Results/Observations/Conclusions: The final piece of the puzzle comes from basin modeling of petroleum charging in the 90's. Some scientists applied conventional reservoir relative permeability to fine-grained rocks, but new research predicted that progressively finer grained rocks with higher irreducible water should be able to flow oil at progressively higher Sw: at 100nD, both oil and water should flow at Sw > 80%. Lower petroleum phase saturations and adjusted relative permeability curves may better explain observed production behaviors and profoundly alter our view of recovery factor and stimulated rock volume.
Applications/Significance/Novelty: The method offers an alternate and independent method to Dean-Stark-based core / SWC saturation analysis and its pitfalls. Saturation patterns after removal of immobile sorbed oil are different to those derived using the Dean-Stark based method, implying sweet spots / landing zones can be further optimized even in maturing shale plays.
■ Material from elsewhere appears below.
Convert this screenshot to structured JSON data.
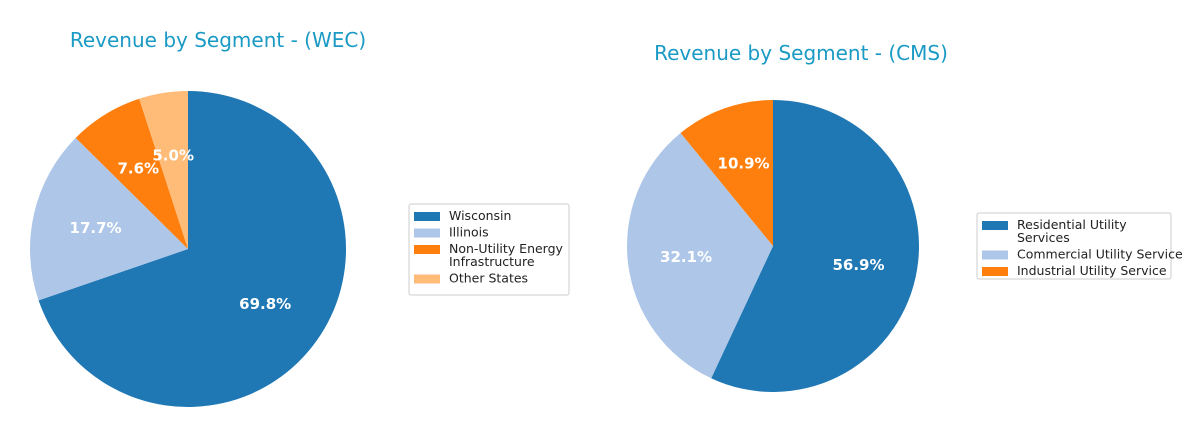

Lower oil-in-place – representing only the potentially mobile fluid phase petroleum – means that fracture stimulation has a higher recovery factor than previously thought, with profound effects on the infill volumes / opportunities for future field developments and therefore ultimately for US – and global – oil supply projections.
Interdisciplinary Components: Cross-over technology from organic geochemistry to petrophysics to reservoir engineering.